Berlusconi, una rovina per il Paese

24130cb02ba21b534f64905ea3ba7910.jpgSu LA STAMPA , quotidiano di Torino, dell’ormai lontano venerdì 17 luglio 1998, veniva riassunta un’intervista (intitolata “Berlusconi, una rovina per il Paese”) che lo scrittore Camilleri, il giallista più letto in Italia, aveva rilasciato a “L’Espresso”.
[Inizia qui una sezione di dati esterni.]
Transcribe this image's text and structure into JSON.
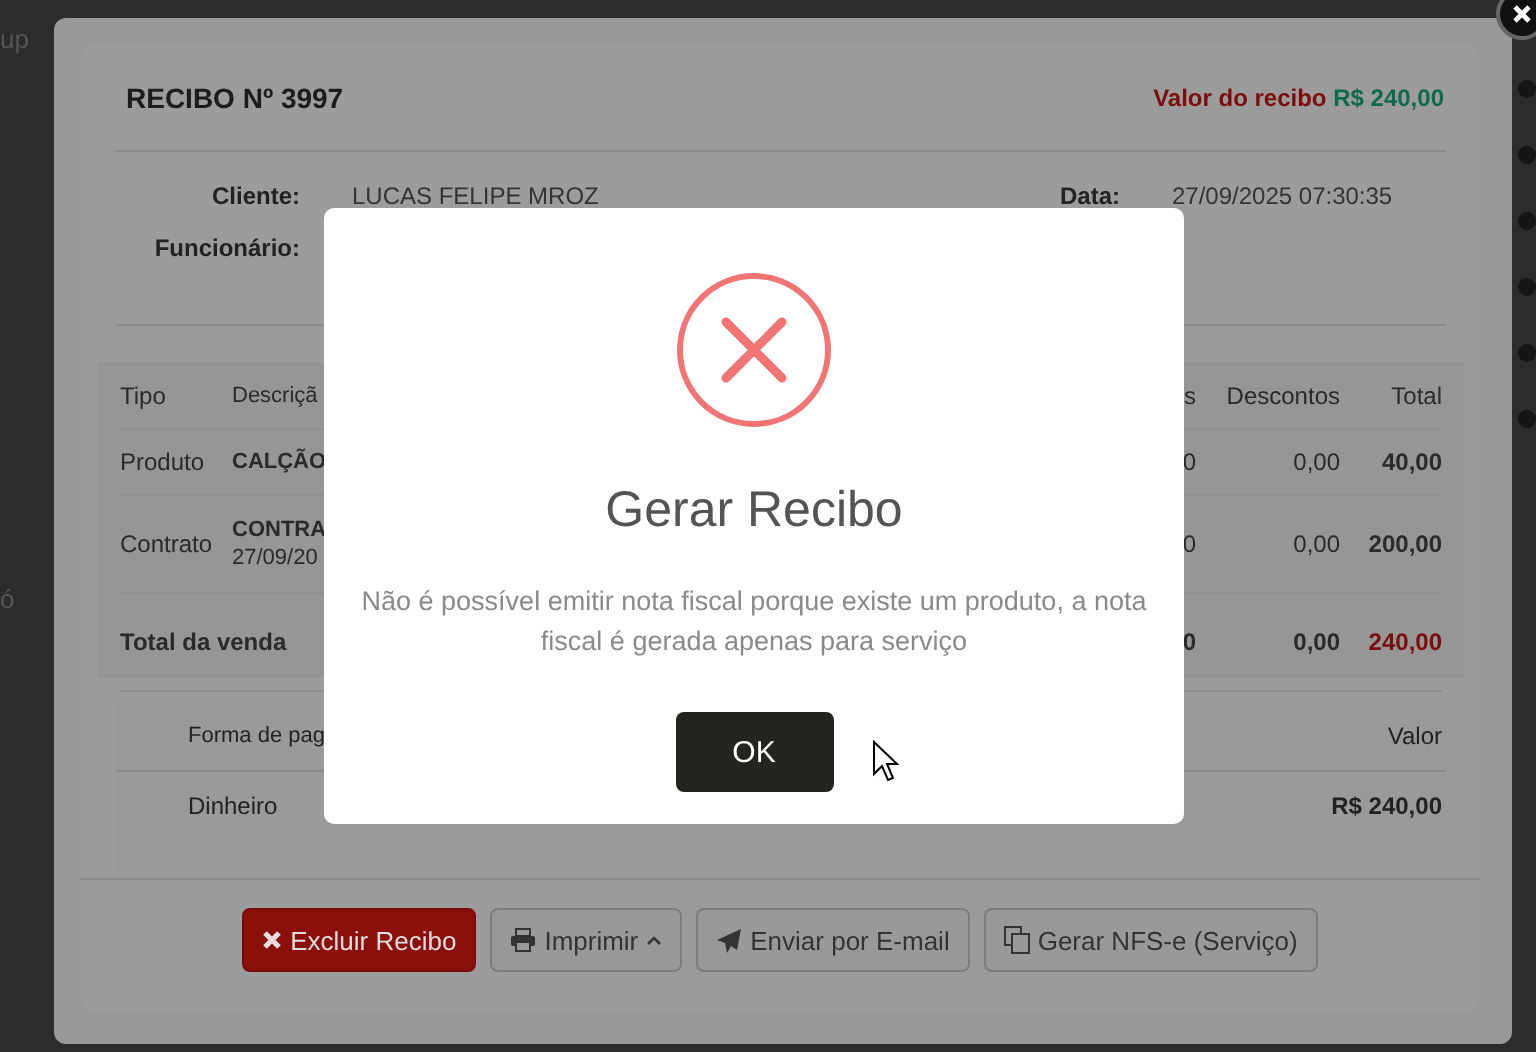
{
  "background": {
    "fragments": [
      "up",
      "ó"
    ]
  },
  "receipt": {
    "title": "RECIBO Nº 3997",
    "value_label": "Valor do recibo",
    "value_amount": "R$ 240,00",
    "info": [
      {
        "label": "Cliente:",
        "value": "LUCAS FELIPE MROZ"
      },
      {
        "label": "Data:",
        "value": "27/09/2025 07:30:35"
      },
      {
        "label": "Funcionário:"
      }
    ]
  },
  "items": {
    "columns": [
      "Tipo",
      "Descriçã",
      "s",
      "Descontos",
      "Total"
    ],
    "rows": [
      {
        "kind": "item",
        "type": "Produto",
        "description": "CALÇÃO",
        "column_3": "0",
        "discount": "0,00",
        "total": "40,00"
      },
      {
        "kind": "item",
        "type": "Contrato",
        "description": "CONTRA",
        "detail": "27/09/20",
        "column_3": "0",
        "discount": "0,00",
        "total": "200,00"
      },
      {
        "kind": "total",
        "type": "Total da venda",
        "column_3": "0",
        "discount": "0,00",
        "total": "240,00"
      }
    ]
  },
  "payments": {
    "columns": [
      "Forma de pag",
      "Valor"
    ],
    "rows": [
      {
        "method": "Dinheiro",
        "amount": "R$ 240,00"
      }
    ]
  },
  "buttons": [
    {
      "kind": "danger",
      "label": "Excluir Recibo"
    },
    {
      "kind": "default",
      "label": "Imprimir",
      "caret": true
    },
    {
      "kind": "default",
      "label": "Enviar por E-mail"
    },
    {
      "kind": "default",
      "label": "Gerar NFS-e (Serviço)"
    }
  ],
  "alert": {
    "kind": "error",
    "title": "Gerar Recibo",
    "message": "Não é possível emitir nota fiscal porque existe um produto, a nota fiscal é gerada apenas para serviço",
    "button": "OK"
  }
}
In essa Andrea Camilleri accusa la Fininvest di essere riuscita “a degradare il mondo della Rai che aveva le sue regole, che sapeva fare dignitosamente le commedie di Eduardo e gli straordinari varietà di Mina”. Anche in politica, con la nascita di Forza Italia, è successo quel che era già capitato nel mondo della televisione con l’avvento del cavaliere: “Il famoso partito-azienda ha avuto l’effetto di degradare gli altri partiti, di ridurre tutto a spettacolo, a competizione vuota”:

Camilleri trova inoltre straordinario che un personaggio come Berlusconi sia “riuscito a persuadere gli italiani di aver fondato un partito per amore della politica e non per ragioni personali”. Così, ironicamente, gli riconosce “il dono di trasformare la realtà”, facendo credere agli italiani che “siamo in un regime e che lui è un perseguitato politico”.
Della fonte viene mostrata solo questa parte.